Review by PyramidHead87

Reviewed: 03/01/06

Not quite the ease of an arcade game that I wanted, but it did offer some entertainment

I haven't reviewed many arcade games, and since I did manage to play HOD4 a while ago, I thought I'd review it. As many may know, the fourth installment just hit the arcades a little while ago. I'm surprised that some developers are actually still making arcade versions of games, but I guess it is necessary to keep arcades alive for at least another year or two. Despite the fact that arcades are dying, Sega still insisted on releasing the arcade edition of a game that's clearly a next-gen title. We can only wonder where things will go from here...

One look at the graphics for this game and you may immediately assume this will be an Xbox 360 title. The details and speical effects are nicely rendered, giving everything that next-gen "polish". I don't expect much more from these graphics anyway, and saying that Xbox 360 graphics can be 100x better sounds like expecting too much. So, the graphics are good enough for me.

The voice-overs are a tad better than they were in some of the previous games. Admittingly enough, the characters show a little more emotion when speaking. I remember in HOD2, the characters sounded like stiff cutouts of real action stars. Here, even though the voice-acting won't win any awards, it's still decent. The sound effects themselves suit the game nicely, from your gun going off, to a group of zombies coming at you. As long as there was nothing out-of-place or any sound glitches of the sort, the sound is okay.

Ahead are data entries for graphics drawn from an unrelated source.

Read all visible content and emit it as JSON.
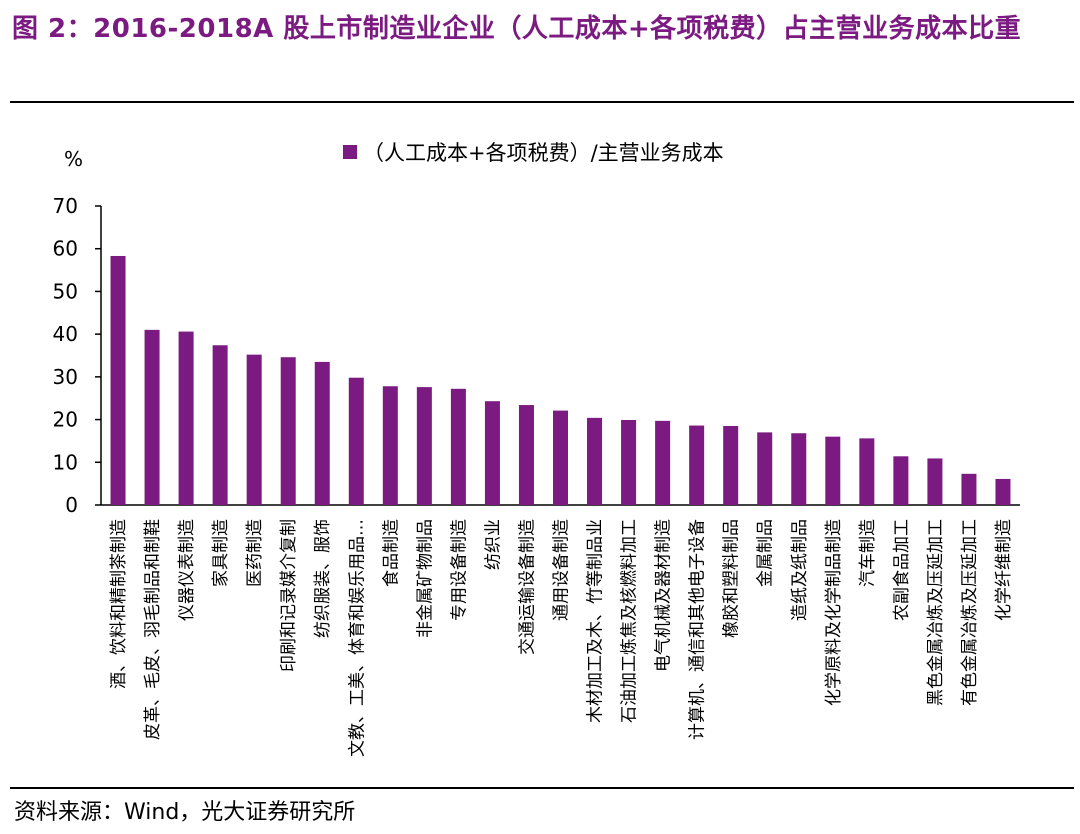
{
  "figure": {
    "title": "图 2：2016-2018A 股上市制造业企业（人工成本+各项税费）占主营业务成本比重",
    "source": "资料来源：Wind，光大证券研究所"
  },
  "colors": {
    "title": "#7b1a80",
    "bar": "#7b1a80",
    "axis": "#000000"
  },
  "chart_data": {
    "type": "bar",
    "ylabel": "%",
    "ylim": [
      0,
      70
    ],
    "yticks": [
      0,
      10,
      20,
      30,
      40,
      50,
      60,
      70
    ],
    "legend_position": "top",
    "grid": false,
    "categories": [
      "酒、饮料和精制茶制造",
      "皮革、毛皮、羽毛制品和制鞋",
      "仪器仪表制造",
      "家具制造",
      "医药制造",
      "印刷和记录媒介复制",
      "纺织服装、服饰",
      "文教、工美、体育和娱乐用品…",
      "食品制造",
      "非金属矿物制品",
      "专用设备制造",
      "纺织业",
      "交通运输设备制造",
      "通用设备制造",
      "木材加工及木、竹等制品业",
      "石油加工炼焦及核燃料加工",
      "电气机械及器材制造",
      "计算机、通信和其他电子设备",
      "橡胶和塑料制品",
      "金属制品",
      "造纸及纸制品",
      "化学原料及化学制品制造",
      "汽车制造",
      "农副食品加工",
      "黑色金属冶炼及压延加工",
      "有色金属冶炼及压延加工",
      "化学纤维制造"
    ],
    "series": [
      {
        "name": "（人工成本+各项税费）/主营业务成本",
        "values": [
          58.3,
          41.0,
          40.6,
          37.4,
          35.2,
          34.6,
          33.5,
          29.8,
          27.8,
          27.6,
          27.2,
          24.3,
          23.4,
          22.1,
          20.4,
          19.9,
          19.7,
          18.6,
          18.5,
          17.0,
          16.8,
          16.0,
          15.6,
          11.4,
          10.9,
          7.3,
          6.1
        ]
      }
    ]
  }
}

This is where the game falls down a bit...when you first see this game, you'll immediately notice the new Light Gun that Sega made for it. It's a machine gun, this time around. This succeeds in making zombie horde shooting a little easier than in the previous titles. One thing the game definitely does different is that you have the ability to chuck grenades at enemies. This helps clear out hordes of monsters without you having to pick them off with the machine gun, quite possibly opening you up for an attack from a different part of the screen. It's a little awkward, though...the area you aim in justifies the direction in which the grenade will travel after you throw it. If you're like me and play a lot of games where you can get away with throwing the grenade in random areas, you'll kind of get frustrated with the grenade tossing here. So, you can't drop your gun and throw the grenade at someone, or else the grenade won't go anywhere.

One of the new "added" features is the ability to "shake" the machine gun. The gun has a sensor in it that allows you to shake off enemies if you are grabbed. Sometimes, this helps. Other times, it doesn't help at all. Yeah, shaking the gun will get you out of a few hairy situations for the first few minutes, but this only serves to tire your wrist after a while of ridiculous shaking. If you are playing on Single Player, however, shaking the gun relies totally on the strength of your wrists. If they're tired, shaking the gun will become more of a chore than a help. With a second player, shaking enemies off is easier and faster, but like I said, on Single Player, shaking only becomes a hastle after a while.

One really big spit in the face is the Boss Battles. If you're playing on Single Player, not beating the game is a default choice. Bosses are only cheap a-holes that will make you go through all your quarters (if people still use quarters) before beating even one of them. I saw a two-player duo fighting against one Boss and even THEY could barely do it.

One reason while beating Bosses on Single Player is practically impossible is because you're a single person fighting a Boss with two health bars: one bar for the Boss itself, and one for its weakpoint. As a lone person, trying to get the weakpoint health bar down to 0 is enough work as it is, since it slowly depletes. Throw in the fact that the moron is ALWAYS moving, and the fact that you may have bad aiming skills. You always seem to hit everything BUT the weakpoint when times are desperate. When the weakpoint health bar goes down to 0, the main health bar goes down at least a few inches. If you ever get to the Boss in the moving train, you'll see how all these problems work together.

So, one lesson about the game is to find a second person to play it with, then you'll at least be able to get through the greater part of the game while putting up a good fight.

To be honest, I forgot what the story was after leaving the arcade. This story won't be winning any awards, definitely, but no one plays arcade games to be wowed by the story.

HOD4 is a decent game that may even make you feel as though you can do better, even if you die in the game. However, it's highly recommended you find a second person to help get the dirty work done, because unless you're a master sharpshooter and expert quickshot, you'll never see the entire game. 7/10.